Kentucky was hot. It was really hot. The sun beat down, and every time we got into the car it was like opening the door to a blast furnace. Luckily, the hotel — the Hilton Garden Inn — was quite nice. We had good, reliable wireless Internet access, a refrigerator, cable so we could catch some of the Wimbledon tennis tournament, and a good shower. I don’t remember having any complaints about the hotel, except maybe the fact that finding it isn’t really obvious. It was while there, though, that I realized that no matter how expensive a hotel may be, it seems no hotel has really great toilet paper. It’s always this single-ply cheap stuff.
We arrived on Thursday afternoon, and that evening we had lunch with an uncle and his wife, who live in KY. It was good to get back in touch with him; I hadn’t seen him since he first married his wife back in ’91.
The reason we went there was to attend TechRepublic’s 10th Anniversary Community Event, essentially a mostly social tech business conference that was more about the community than about the business. It was fun, and I got to meet some people I would probably never have met in person, though I already “knew” many of them from our online interactions at TechRepublic. A lot of people had nice things to say about me, my involvement in the TR community, and my articles for TechRepublic. I got good swag. I ate a lot of good food.
Sunday afternoon, we finally got around to visiting a game store. It wasn’t really anything special, but we satisfied our tradition of going to game stores when we visit cities away from home. Afterward, we left town, and started the 20 hour drive home. Again, we swung south to avoid driving through the middle of IL (what an appropriate term for the state — though it needs another L to be perfect).
After turning westward on I-70 at St. Louis, we found ourselves driving toward an increasingly ominous stormy horizon, with numerous, frequent, dramatic displays of lightning flashes. At one point, there was a lightning strike that looked notably closer than 500 meters off the left side of the highway. After it hit, there was a bright white glow where the strike happened that looked for all the world like a magnesium fire. After a bit, it went out, and I had a purple afterimage on the left side of my vision for a while.

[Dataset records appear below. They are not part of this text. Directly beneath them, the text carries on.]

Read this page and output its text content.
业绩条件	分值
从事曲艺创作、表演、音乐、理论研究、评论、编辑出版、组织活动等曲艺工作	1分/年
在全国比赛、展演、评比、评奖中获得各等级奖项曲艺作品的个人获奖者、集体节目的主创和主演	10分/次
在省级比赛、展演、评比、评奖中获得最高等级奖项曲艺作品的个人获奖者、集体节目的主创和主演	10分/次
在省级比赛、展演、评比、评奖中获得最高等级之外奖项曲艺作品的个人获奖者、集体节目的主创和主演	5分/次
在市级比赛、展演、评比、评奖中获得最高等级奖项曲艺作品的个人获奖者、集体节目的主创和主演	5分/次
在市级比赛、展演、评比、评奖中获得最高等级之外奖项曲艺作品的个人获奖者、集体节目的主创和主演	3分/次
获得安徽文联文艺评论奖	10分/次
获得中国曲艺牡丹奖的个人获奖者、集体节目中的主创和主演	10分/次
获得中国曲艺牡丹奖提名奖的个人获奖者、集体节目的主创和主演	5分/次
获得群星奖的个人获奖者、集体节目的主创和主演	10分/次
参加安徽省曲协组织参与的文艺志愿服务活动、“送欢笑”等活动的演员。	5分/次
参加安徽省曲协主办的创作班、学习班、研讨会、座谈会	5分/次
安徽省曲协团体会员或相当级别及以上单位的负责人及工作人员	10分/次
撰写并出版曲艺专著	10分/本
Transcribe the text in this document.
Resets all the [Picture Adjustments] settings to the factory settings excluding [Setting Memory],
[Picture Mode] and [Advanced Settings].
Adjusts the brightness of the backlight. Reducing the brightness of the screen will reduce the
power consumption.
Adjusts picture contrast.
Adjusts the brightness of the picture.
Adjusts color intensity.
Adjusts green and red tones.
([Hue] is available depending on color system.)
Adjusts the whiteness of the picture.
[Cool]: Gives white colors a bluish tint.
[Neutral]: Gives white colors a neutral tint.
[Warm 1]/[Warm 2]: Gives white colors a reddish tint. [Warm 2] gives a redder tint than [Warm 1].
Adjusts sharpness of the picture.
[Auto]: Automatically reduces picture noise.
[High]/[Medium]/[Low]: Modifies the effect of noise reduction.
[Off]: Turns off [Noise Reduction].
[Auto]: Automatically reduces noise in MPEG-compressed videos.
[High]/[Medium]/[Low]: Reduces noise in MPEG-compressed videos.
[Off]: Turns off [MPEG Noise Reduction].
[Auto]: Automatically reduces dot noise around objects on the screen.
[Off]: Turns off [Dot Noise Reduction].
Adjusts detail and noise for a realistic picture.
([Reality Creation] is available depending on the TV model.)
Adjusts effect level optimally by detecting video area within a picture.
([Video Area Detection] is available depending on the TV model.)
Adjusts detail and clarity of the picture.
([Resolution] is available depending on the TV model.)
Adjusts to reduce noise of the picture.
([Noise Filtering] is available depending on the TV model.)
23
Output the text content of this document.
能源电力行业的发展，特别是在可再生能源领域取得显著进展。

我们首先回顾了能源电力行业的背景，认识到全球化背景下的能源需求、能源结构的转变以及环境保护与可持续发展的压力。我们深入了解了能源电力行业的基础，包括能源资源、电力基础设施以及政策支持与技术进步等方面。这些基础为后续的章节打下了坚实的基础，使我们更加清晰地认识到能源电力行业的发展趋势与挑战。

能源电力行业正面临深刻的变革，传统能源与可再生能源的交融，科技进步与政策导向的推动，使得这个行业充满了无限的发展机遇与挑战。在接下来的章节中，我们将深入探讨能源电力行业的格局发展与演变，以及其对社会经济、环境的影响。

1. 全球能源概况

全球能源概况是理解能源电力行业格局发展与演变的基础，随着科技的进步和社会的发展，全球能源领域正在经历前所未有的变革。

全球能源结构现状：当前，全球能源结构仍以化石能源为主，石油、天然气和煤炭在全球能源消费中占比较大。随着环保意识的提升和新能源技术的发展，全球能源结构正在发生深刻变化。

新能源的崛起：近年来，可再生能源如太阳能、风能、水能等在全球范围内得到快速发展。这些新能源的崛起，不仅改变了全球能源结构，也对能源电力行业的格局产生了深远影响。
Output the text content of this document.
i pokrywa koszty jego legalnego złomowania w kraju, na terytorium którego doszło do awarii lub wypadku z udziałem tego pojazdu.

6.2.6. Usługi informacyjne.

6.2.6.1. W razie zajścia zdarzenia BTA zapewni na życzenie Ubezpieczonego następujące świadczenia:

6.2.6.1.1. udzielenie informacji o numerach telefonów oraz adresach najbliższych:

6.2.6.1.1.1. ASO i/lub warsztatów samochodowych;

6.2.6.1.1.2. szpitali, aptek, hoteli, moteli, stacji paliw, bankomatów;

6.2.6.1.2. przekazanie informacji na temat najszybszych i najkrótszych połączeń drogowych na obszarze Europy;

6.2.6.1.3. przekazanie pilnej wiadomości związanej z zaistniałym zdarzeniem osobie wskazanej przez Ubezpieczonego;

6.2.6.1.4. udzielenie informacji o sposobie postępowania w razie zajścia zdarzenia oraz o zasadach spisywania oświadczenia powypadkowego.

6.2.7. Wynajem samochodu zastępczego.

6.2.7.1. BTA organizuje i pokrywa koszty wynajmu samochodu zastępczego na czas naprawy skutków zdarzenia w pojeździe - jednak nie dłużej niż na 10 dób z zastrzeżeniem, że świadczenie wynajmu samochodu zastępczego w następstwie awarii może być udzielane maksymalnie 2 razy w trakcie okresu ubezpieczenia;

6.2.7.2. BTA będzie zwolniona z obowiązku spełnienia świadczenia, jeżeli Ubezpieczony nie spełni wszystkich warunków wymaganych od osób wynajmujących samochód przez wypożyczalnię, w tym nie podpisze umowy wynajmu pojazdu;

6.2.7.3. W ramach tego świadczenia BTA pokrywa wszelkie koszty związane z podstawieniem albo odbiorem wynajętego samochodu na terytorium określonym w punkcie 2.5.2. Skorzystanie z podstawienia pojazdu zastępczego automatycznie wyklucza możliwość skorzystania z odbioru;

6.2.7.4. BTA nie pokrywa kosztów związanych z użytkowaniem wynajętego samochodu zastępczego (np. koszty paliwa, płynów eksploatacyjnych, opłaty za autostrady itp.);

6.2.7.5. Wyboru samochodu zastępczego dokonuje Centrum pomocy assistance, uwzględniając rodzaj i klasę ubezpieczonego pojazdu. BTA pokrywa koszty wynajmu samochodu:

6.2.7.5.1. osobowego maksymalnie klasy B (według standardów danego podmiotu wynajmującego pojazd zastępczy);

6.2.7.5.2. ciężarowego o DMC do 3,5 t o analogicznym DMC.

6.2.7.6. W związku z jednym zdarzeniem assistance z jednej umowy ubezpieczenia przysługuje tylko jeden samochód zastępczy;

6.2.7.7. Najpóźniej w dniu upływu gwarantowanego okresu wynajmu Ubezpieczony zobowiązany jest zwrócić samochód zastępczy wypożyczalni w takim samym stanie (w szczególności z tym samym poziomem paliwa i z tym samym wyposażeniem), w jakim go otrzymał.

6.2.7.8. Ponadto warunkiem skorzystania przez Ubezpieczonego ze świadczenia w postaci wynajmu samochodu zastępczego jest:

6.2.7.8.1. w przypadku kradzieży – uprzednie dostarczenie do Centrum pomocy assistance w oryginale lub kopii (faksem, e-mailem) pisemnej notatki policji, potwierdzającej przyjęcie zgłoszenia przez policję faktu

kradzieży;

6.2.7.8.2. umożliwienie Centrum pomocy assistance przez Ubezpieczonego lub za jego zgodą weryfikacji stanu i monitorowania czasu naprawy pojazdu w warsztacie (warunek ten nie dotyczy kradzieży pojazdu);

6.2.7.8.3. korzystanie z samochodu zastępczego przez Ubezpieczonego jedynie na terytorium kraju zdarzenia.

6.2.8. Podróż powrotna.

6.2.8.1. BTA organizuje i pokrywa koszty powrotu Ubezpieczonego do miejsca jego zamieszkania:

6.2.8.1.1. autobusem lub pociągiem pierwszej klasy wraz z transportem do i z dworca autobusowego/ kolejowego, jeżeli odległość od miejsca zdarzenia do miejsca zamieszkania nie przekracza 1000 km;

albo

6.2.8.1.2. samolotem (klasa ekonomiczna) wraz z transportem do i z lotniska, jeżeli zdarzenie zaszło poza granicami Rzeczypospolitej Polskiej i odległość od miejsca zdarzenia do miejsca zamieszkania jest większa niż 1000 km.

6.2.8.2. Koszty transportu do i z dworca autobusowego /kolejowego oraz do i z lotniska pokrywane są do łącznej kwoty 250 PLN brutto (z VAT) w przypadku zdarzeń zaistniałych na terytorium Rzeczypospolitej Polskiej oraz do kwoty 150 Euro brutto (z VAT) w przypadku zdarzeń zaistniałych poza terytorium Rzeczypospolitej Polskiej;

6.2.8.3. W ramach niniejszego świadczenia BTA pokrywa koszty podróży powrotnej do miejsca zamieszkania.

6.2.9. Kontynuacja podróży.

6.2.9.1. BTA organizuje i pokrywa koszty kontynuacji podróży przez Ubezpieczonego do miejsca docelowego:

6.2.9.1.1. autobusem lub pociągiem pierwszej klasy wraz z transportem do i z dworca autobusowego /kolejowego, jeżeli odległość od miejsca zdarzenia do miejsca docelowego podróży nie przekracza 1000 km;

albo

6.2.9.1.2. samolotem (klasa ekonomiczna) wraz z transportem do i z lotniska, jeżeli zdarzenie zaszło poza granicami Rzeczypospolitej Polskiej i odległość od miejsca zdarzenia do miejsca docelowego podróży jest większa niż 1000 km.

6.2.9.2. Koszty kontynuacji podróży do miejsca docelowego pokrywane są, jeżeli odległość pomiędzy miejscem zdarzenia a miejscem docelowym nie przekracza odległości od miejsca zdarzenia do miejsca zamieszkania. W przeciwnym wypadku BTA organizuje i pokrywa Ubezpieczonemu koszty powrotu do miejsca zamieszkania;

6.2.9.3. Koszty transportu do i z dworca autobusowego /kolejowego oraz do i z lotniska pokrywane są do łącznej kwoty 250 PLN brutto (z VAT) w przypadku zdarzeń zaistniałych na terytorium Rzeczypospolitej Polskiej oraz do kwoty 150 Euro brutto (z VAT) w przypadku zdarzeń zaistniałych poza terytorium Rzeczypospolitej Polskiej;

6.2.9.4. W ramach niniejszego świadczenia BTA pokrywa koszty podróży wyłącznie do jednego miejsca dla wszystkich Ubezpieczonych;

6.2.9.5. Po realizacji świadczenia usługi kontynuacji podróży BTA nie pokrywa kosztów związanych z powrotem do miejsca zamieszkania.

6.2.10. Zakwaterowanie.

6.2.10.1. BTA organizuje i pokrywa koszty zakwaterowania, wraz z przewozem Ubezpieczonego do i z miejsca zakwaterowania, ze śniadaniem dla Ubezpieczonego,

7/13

We got hit by torrential rain at one point so bad that everybody was pulling off to the shoulder, turning on hazard lights, and waiting for the rain to lighten up enough to see for driving.
A last stop before getting home was at Sportsman’s Warehouse not far from where we live. We picked up the Ruger 10/22 rifle I’ve been planning to get before the end of the month. That was Sunday afternoon.
We got home and settled in. We decided we don’t want to do any long, multi-day road trips for quite a while now. They’re fine once in a while, but this should about do it for us this summer. We’re done.